Bu adam neyin nesi, kimin fesi bilmiyordu.
Bilmek zaten istemiyordu. Adamın kim olduğunu öğrenirse kesin bir düşman
kazanacaktı. Ama adamın kim olduğunu öğrenmezse o adam hep adamın biri olarak
kalacak. Tıpkı tabaklardaki yemekler gibi bir iz bırakmadan hafızasındaki
yerini alacaktı.
Bu aptal yarışma kimin fikriydi. Bu adam hem
bu kadar tabak yemeğini yiyecek hem de büyük ödülü alacak hem de iki kez daha
ücretsiz yemek kazanacaktı. Neymiş efendim, yarışmaya katılıp kazanamayan
kişiler yediklerinin parasını ödeyeceklermiş, reklam olurmuş! Bu adamın
yedikleri diğerlerinin toplamından da fazla. Çıkıp adam akıllı bir reklam verse
daha ucuz ve çarpıcı olacağı şüphesiz. Bir yıllık dükkanda yemek yarışması mı
olurmuş hiç. Mazideki yerini almasına şu tabaktaki salçalı, bol yağlı yemek
artığının ömrü kadar yok! Aha ekmek darbesi de geliyor...
Bir
bahane bulup yarışmayı iptal mi etse? Kaşının üstünde kaşın, bıyığının üzerinde
salça mı var dese? Ya da tamam arkadaşım diyerek yarışmayı ona peşkeş mi çekse?

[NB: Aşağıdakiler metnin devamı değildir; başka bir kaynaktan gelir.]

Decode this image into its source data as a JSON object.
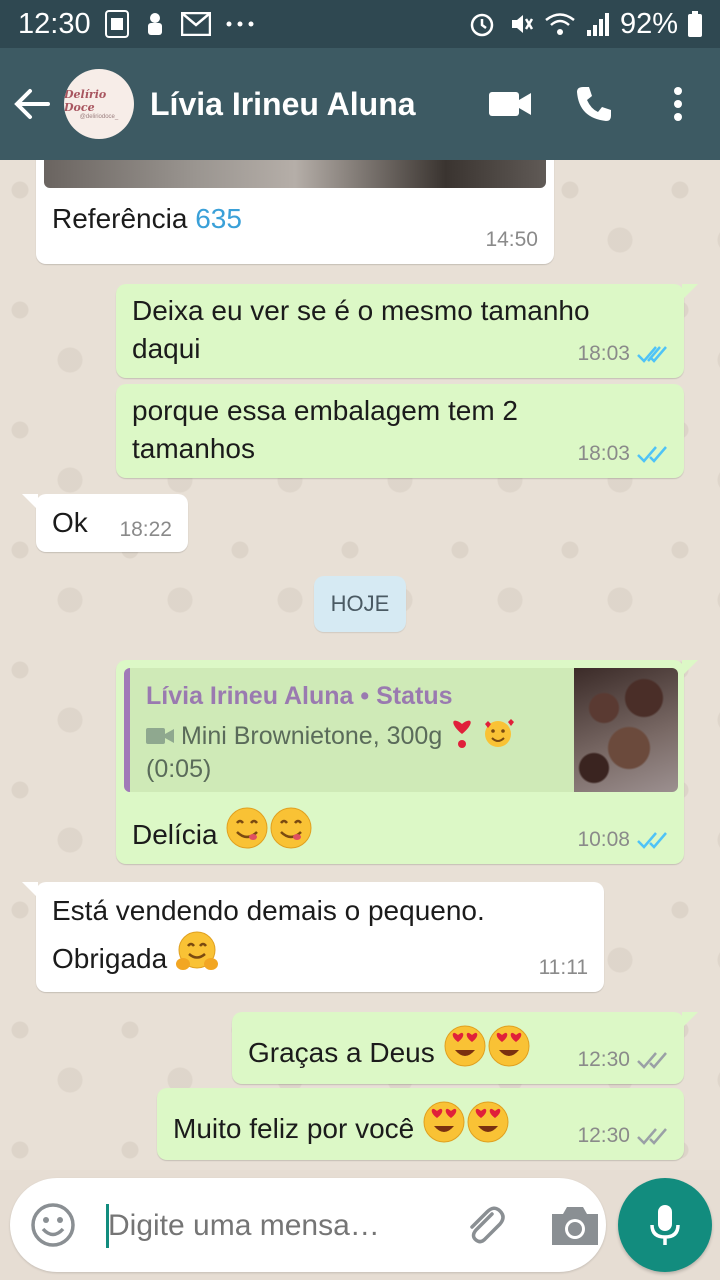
{
  "status_bar": {
    "time": "12:30",
    "notification_icons": [
      "sim-card-icon",
      "android-debug-icon",
      "gmail-icon",
      "more-dots-icon"
    ],
    "right_icons": [
      "alarm-icon",
      "vibrate-mute-icon",
      "wifi-icon",
      "signal-icon"
    ],
    "battery": "92%"
  },
  "header": {
    "contact_name": "Lívia Irineu Aluna",
    "avatar_logo": "Delírio Doce",
    "avatar_sub": "@deliriodoce_",
    "actions": [
      "video-call-icon",
      "phone-icon",
      "more-vert-icon"
    ]
  },
  "messages": [
    {
      "dir": "in",
      "text_prefix": "Referência ",
      "link": "635",
      "time": "14:50"
    },
    {
      "dir": "out",
      "text": "Deixa eu ver se é o mesmo tamanho daqui",
      "time": "18:03",
      "status": "read"
    },
    {
      "dir": "out",
      "text": "porque essa embalagem tem 2 tamanhos",
      "time": "18:03",
      "status": "read"
    },
    {
      "dir": "in",
      "text": "Ok",
      "time": "18:22"
    },
    {
      "dir": "out",
      "quote": {
        "author": "Lívia Irineu Aluna • Status",
        "text": "Mini Brownietone, 300g",
        "duration": "(0:05)"
      },
      "text": "Delícia",
      "time": "10:08",
      "status": "read"
    },
    {
      "dir": "in",
      "text": "Está vendendo demais o pequeno. Obrigada",
      "time": "11:11"
    },
    {
      "dir": "out",
      "text": "Graças a Deus",
      "time": "12:30",
      "status": "delivered"
    },
    {
      "dir": "out",
      "text": "Muito feliz por você",
      "time": "12:30",
      "status": "delivered"
    }
  ],
  "date_divider": "HOJE",
  "composer": {
    "placeholder": "Digite uma mensa…"
  },
  "colors": {
    "header": "#3d5a63",
    "status_bar": "#2f4851",
    "outgoing": "#dcf8c6",
    "incoming": "#ffffff",
    "link": "#3aa0d8",
    "read_ticks": "#4fc3f7",
    "fab": "#128c7e"
  }
}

Çamura yatmak olmaz şimdi. Adam hem kurallara uygun yiyor hem de üzerine ekmek
ile hareket çekip sünnetleyerek öbür dünyaya prim kasıyor. Adam hem yarışmayı
kazanıyor hem de ahirette mekan. Bu kadarı da fazla artık!
Bayılma
numarası? Eski numaradır ama işe yarayabilir. En son takside para çıkışmayınca
yapmıştı. Evi hastaneye yakın olduğundan mis gibi olmuştu mis...
Bir... iki...üç... Gözlerini kapa, devril ve
da ta...
Devrilirken
bir tabak kırıldı ama olsun. Dikkatleri hemen üzerine çekti. Yakasını açan mı,
yüzüne kolonya boşaltan mı, bağırıp çağıran mı ne istersen fazlası ile var.
Fırsat bu fırsat “Beni eve götürün” diye güçlükle fısıldadı. Fısıltıyı öyle
güzel ayarladı ki sadece yanındakiler duydu. Bir anda kollarından ve
bacaklarından tutup taşımaya başladılar. Şimdi de sırada karizmayı kurtarmak
vardı. Yarışmayı tamamlamalarını isteyecek, onlar da insan evladı oldukları
için “sen bırak yarışmayı sağlığını bak. Yarışma iptal olsun” diyeceklerdi. Vee...Olup
bitecekti.
Gülmesine
zor engel oluyordu; sesini biraz
yükseltip “ Yarışma? Yarışmayı bitirin...” dedikten sonra hemen bir bayılma
numarası daha. Kesin işe yarayacaktı. İtiraz etse etse o Allah’ın belası, fil
boğazlı adam itiraz ederdi. Beklediği gibi adam ağzını açıp “sen bırak
yarışmayı sağlığını bak. Yarışma iptal olsun” deyiverdi. Dünyalar onundu artık
bayılmış olmasa kalkıp göbek bile atardı. Ama atamazdı çünkü çok kötü
bayılmıştı.
Zararın
neresinden dönerse kardı. Hem de gayet yakından dönmüştü. Tam kapıdan çıkarken
duyduğu bir ses dünyasını yıktı, geçti. Konuşan en saf garsonlarından biriydi.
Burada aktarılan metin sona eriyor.